Personalities : [linear] [multipath] [raid0] [raid1] [raid6] [raid5] [raid4] [raid10]
md4 : active raid1 sdb2[1] sda2[0]
      2930070069 blocks super 1.2 [2/2] [UU]

unused devices: <none>

my pvs -v

    Scanning for physical volume names
  PV         VG   Fmt  Attr PSize PFree DevSize PV UUID
  /dev/md4   Data lvm2 a-   2,73t    0    2,73t MlZlTJ-UWGx-lNes-FJap-eEJh-MNIP-XekvvS

my lvs -a -o +devices

  LV     VG   Attr   LSize  Origin Snap%  Move Log Copy%  Convert Devices
  Data   Data -wi-ao  2,68t                                       /dev/md4(13850)
  Swap   Data -wi-ao  7,54g                                       /dev/md4(11920)
  Ubuntu Data -wi-ao 46,56g                                       /dev/md4(0)

Short:

  • I think there is no in-place conversion of ext4 to ZFS.

  • For media servers I'd recommend SnapRAID instead

Edit:

Before I go deeper: Remember to use ECC RAM with ZFS. SnapRAID is not that demanding as it runs in userspace on top of existing filesystems, so bad RAM should only affect the parity drives, but leave alone other existing data.

OTOH most of my ZFS machines doe not have ECC RAM.

  • **In that case enable Linux Kernel RAM checks!
    • Debian: GRUB_CMDLINE_LINUX_DEFAULT="memtest=17" or similar in /etc/default/grub
  • Until now I have no bad experience, even that sometimes NonECC-RAMs fail.
  • ZFS with non-ECC is extremely dangerous as ZFS is CoW, so if the wrong RAM zone gets hit it might kill the ZFS top-level structure including it's redundancy, unnoticed, and then all data on ZFS is immediately corrupted afterwards.

Longer:

ZFS uses a very unique and very special internal structure, which does not fit well to the structure of ext4. (Read: Perhaps somebody could create some artificial ZFS structure on top of some ext4, but I doubt this conversion is quick, reliable and easy to use.)
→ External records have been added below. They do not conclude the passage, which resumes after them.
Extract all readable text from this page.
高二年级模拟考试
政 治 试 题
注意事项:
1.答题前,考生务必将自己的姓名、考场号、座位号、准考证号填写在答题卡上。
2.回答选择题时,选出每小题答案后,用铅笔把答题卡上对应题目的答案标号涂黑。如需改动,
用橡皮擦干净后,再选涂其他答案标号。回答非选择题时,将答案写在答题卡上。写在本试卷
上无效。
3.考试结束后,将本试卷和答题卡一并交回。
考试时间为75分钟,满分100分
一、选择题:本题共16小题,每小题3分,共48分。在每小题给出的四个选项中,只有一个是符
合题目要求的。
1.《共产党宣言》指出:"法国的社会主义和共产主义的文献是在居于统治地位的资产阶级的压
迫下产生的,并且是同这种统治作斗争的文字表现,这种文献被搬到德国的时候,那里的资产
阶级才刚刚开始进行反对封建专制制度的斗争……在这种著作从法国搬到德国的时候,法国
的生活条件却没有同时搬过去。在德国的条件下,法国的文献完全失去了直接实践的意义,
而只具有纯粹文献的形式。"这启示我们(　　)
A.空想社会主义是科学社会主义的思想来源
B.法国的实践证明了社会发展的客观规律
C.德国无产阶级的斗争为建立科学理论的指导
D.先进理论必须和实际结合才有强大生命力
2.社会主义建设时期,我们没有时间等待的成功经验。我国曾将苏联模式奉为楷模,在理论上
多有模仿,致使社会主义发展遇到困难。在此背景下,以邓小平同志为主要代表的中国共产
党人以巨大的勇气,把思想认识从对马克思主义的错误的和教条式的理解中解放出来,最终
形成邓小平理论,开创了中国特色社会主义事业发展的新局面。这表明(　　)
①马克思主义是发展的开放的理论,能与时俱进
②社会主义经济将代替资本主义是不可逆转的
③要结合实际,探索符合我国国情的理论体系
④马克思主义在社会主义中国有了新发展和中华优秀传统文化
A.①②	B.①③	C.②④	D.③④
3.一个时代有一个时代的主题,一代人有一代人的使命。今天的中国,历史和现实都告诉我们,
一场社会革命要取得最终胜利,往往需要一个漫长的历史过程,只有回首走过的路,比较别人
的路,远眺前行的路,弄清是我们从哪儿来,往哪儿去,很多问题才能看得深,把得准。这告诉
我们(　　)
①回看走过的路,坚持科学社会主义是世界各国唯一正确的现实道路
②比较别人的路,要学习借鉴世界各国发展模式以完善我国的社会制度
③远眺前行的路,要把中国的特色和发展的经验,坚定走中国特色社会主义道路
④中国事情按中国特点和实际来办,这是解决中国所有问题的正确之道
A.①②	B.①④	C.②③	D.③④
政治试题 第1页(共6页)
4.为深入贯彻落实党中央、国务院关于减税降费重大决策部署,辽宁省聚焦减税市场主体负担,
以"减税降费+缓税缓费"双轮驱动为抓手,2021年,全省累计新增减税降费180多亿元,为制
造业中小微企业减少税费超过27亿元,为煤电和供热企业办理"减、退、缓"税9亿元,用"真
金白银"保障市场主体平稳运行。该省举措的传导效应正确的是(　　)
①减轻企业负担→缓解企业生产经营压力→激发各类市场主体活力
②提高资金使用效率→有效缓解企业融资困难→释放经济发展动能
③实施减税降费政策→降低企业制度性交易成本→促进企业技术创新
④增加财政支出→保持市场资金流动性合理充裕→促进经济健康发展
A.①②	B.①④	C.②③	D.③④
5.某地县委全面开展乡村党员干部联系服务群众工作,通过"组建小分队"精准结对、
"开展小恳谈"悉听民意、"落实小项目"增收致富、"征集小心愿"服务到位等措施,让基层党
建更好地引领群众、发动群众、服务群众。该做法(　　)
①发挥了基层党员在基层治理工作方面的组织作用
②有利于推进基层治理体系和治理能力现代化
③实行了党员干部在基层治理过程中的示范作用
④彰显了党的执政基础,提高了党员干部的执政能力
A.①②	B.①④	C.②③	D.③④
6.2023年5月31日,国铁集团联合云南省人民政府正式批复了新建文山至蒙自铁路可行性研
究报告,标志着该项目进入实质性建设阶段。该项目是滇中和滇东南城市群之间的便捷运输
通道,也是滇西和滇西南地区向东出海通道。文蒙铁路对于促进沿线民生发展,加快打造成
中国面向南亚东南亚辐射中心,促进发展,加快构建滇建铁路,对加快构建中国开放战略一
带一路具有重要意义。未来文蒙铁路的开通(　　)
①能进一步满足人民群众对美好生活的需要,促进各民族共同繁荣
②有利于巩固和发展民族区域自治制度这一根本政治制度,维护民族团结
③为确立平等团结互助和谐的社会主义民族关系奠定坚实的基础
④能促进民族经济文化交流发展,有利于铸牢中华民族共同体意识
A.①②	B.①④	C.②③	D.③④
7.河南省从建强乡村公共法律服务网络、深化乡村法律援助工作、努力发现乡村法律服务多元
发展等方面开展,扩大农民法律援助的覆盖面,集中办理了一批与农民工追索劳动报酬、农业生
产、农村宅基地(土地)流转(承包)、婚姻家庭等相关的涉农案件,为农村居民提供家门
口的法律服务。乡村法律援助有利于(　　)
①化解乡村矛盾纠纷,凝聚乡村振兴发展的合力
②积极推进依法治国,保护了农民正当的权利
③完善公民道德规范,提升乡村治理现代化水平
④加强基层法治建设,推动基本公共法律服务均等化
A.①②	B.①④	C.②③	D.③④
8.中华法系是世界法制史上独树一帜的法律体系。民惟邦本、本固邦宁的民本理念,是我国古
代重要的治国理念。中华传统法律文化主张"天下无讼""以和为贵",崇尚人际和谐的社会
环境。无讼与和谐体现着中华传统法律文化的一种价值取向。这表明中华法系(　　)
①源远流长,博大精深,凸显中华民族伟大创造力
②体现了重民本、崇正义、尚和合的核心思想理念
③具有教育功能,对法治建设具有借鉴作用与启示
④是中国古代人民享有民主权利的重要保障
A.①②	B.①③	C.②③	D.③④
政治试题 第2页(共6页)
SnapRAID, however, does not need that you convert anything. Just use it with (nearly) any existing filesystem, to create redundancy for the files there, such that you can check and recover files in case there is drive failure or (silent) corruption.

Pros/Cons:

  • SnapRAID is inefficient if it must create redundancy for many small files, as each file creates a certain overhead (Padding) in the parity.

  • SnapRAID does not offer compression itself.
    On a Media Server you usually do not need compression, as media usually is compressed already (MP4, JPG, PDF).
    If you happen to use some filesystem which allows compression, you can use it. But only on device level, not on the complete pool (like ZFS does).
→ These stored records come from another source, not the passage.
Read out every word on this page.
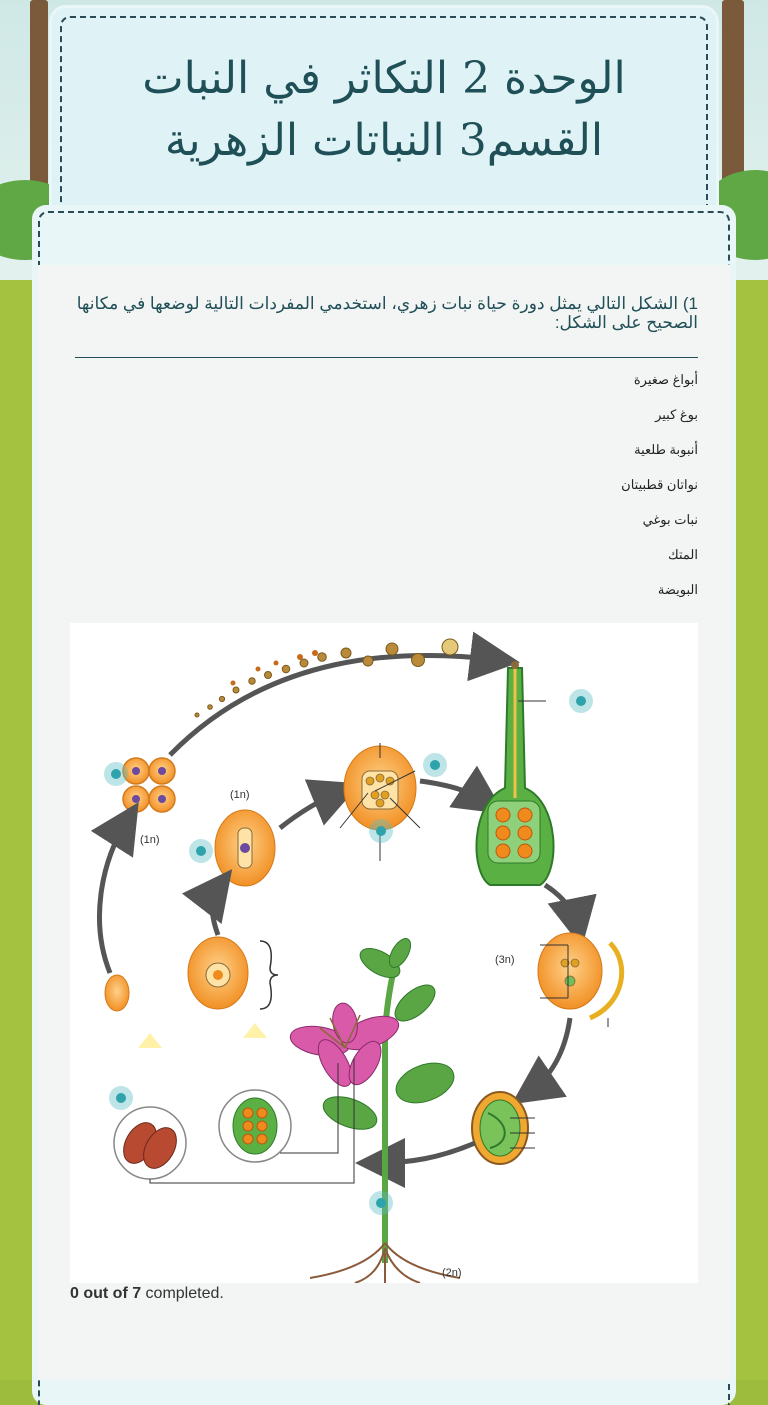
الوحدة 2 التكاثر في النبات
القسم3 النباتات الزهرية
1) الشكل التالي يمثل دورة حياة نبات زهري، استخدمي المفردات التالية لوضعها في مكانها الصحيح على الشكل:
أبواغ صغيرة
بوغ كبير
أنبوبة طلعية
نواتان قطبيتان
نبات بوغي
المتك
البويضة
(1n)
(1n)
(3n)
(2n)
0 out of 7 completed.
  • SnapRAID does not offer deduplication on a block level.
    On a Media Server the snapraid dup feature usually is enough, as media files normally do not share a lot duplicate blocks. (Exception: youtube-dl. If you download a video two times with same quality, it differs in a few bytes only. Not always. But quite often. Just keep the Youtube video ID in the filename to identify two similar files.)

  • ZFS dedup needs a lot of memory. Plan 1 GiB RAM per 1 TiB data, better more!
    If there is not enough RAM you need to add some hyper fast SSD cache device. ZFS needs to lookup 1 random sector per dedup block written, so with "only" 40 kIOP/s on the SSD, you limit the effective write speed to roughly 100 MB/s. (Usually ZFS is capable to utilize the parallel bandwidth of all devices, so you can easily reach 1 GB/s and more write speed on consumer hardware these days, but not if you enable dedup and do not have enormous amounts of RAM.)

  • Note that I never had trouble where SnapRAID was needed to recover data. So I cannot swear, that SnapRAID is really able to recover data.
    Edit: There already was enough trouble at my side, and SnapRAID always worked as expected. For example some time ago a drive went dead and I was able to recover the data. AFAICS the recovery was complete (from the latest SNAP taken). But such recovery process can take very long (weeks), and it looks to me that it is not as straight forward as with ZFS, expecially if the recovery process must be interrupted and later be restarted (with SnapRAID you should exactly know what you are doing).

  • On ZFS you must plan ahead. You need to know and plan every aspect of the whole lifecycle of your ZFS drive in advance, before you start with ZFS.
    If you can do this, there is no better solution than ZFS, trust me!
    But if you forget about something which then happens in future unplanned, you are doomed. Then you need to restart from scratch with ZFS:
    Create a new second fresh and independent ZFS-pool and transfer all data there.
    ZFS supports you in doing so. But you cannot evade to duplicate the data temporarily. Like you need when you introduce ZFS.

  • Administering ZFS is a breeze. The only thing you need to do regularly is:
    zpool scrub
    That's all. Then zpool status tells you how to fix your trouble.
    (More than 10 years ZFS now. On Linux. Simply put: ZFS is a lifesaver.)

  • OTOH on SnapRAID, you do not need any planning. Just go for it. And change your structure as-you-go, when the need arises.
    So you do not need to copy your data to start with SnapRAID. Just add a parity drive, configure and here you go.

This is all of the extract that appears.